In Pensacola, FL, Roads Inc. was recently called on to tackle a number of site work, road building and infrastructure construction challenges at a project located along Highway 98. The job was to install a new turning lane on U.S. 98 at the site of a recently constructed bank.
Work included not only constructing the new turn lane but also installing new guard rail and an 80-foot-long double run of 36-inch-diameter stormwater pipe. Subcontractor Gulf Beach Construction, Pensacola, handled the culvert construction portion of the project, removing a portion of an existing box culvert under the highway, and constructing a new 10-foot-long extension on the north side of the culvert.
Roads Inc. also handled construction of the bank's new parking lot, as well as related construction of a new lift station, installation of new sewer and water lines, and installation of a Stormtech underground stormwater retention chamber.
But before any of this work could move ahead, it was necessary to deal with water.

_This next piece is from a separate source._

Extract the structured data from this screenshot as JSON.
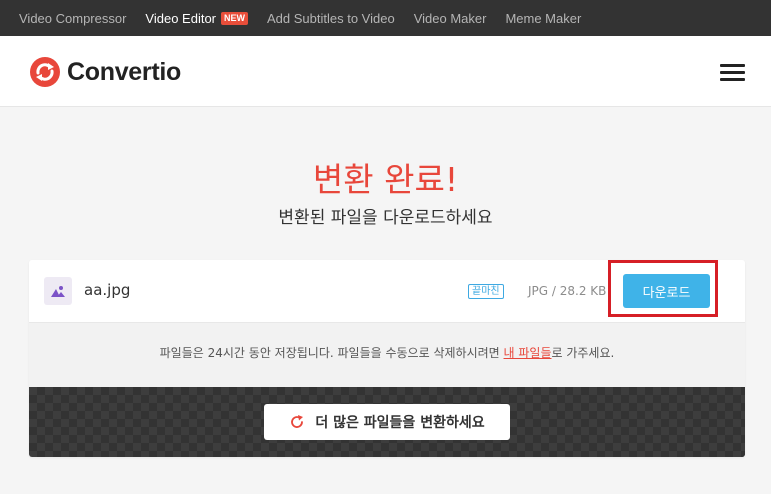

The job site, located just a stone's throw from the bay, faced not only the usual groundwater challenges encountered in the area but also faced tidal fluctuations in a small stream which drained the site. Thus, the water management challenge was twofold: to transfer the stream flow around the work area, allowing construction of several key elements to proceed, and also to isolate the construction area from the tidal fluctuations.
Step one in the dewatering plan was thus to keep the tidal fluctuations in the small creek from periodically inundating the work area. To that end, crews went to work inside the culvert to construct a barrier wall of sandbags. The sandbag wall effectively kept tidal backflow from impacting the site, setting the stage for the next phase of the dewatering operation.

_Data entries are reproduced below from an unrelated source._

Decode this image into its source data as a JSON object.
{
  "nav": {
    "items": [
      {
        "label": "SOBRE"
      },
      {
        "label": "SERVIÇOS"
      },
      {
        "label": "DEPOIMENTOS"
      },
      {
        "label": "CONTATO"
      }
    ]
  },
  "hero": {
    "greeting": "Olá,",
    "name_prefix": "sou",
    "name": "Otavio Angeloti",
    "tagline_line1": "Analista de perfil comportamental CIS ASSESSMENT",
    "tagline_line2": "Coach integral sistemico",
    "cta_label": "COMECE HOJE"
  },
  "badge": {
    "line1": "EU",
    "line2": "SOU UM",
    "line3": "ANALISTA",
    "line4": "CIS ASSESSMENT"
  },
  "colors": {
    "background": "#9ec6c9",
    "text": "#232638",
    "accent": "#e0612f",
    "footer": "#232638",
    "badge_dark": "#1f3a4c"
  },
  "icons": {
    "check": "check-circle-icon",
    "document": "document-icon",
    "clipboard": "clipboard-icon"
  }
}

To bypass the stream around the work area, Robby Williams of Roads Inc. worked with Matt Hall of Holland Pump to design and install a suitable bypass system. Using D8 and D6 hydraulic trash pumps, the resulting system had a capacity of about 4,600 gallons per minute. This was enough to handle not only normal stream flow but also to take care of peak flows following storms.
The pumps pulled water from sumps cut about 1.5 feet below the work area, drawing water through rock screens and running 24 hours a day. Excess water was sent around the work area through a 200-foot-long discharge line that passed through the tidal barrier. The discharged water was filtered before being discharged back into the bay.
The multi-pronged dewatering system worked well, notes Robby Williams of Roads Inc., allowing the project to be completed as scheduled despite several challenges from the weather.
"Though the creek was just a gentle flow under normal conditions," Williams says, "it turned into a roaring flow when rains came."
The pumps, which ran 24 hours a day, were up to the task. They were also environmentally safe, using 100-percent vegetable oil.
But, adds Holland Pump's Matt Hall, "You definitely needed both pumps running when storms came."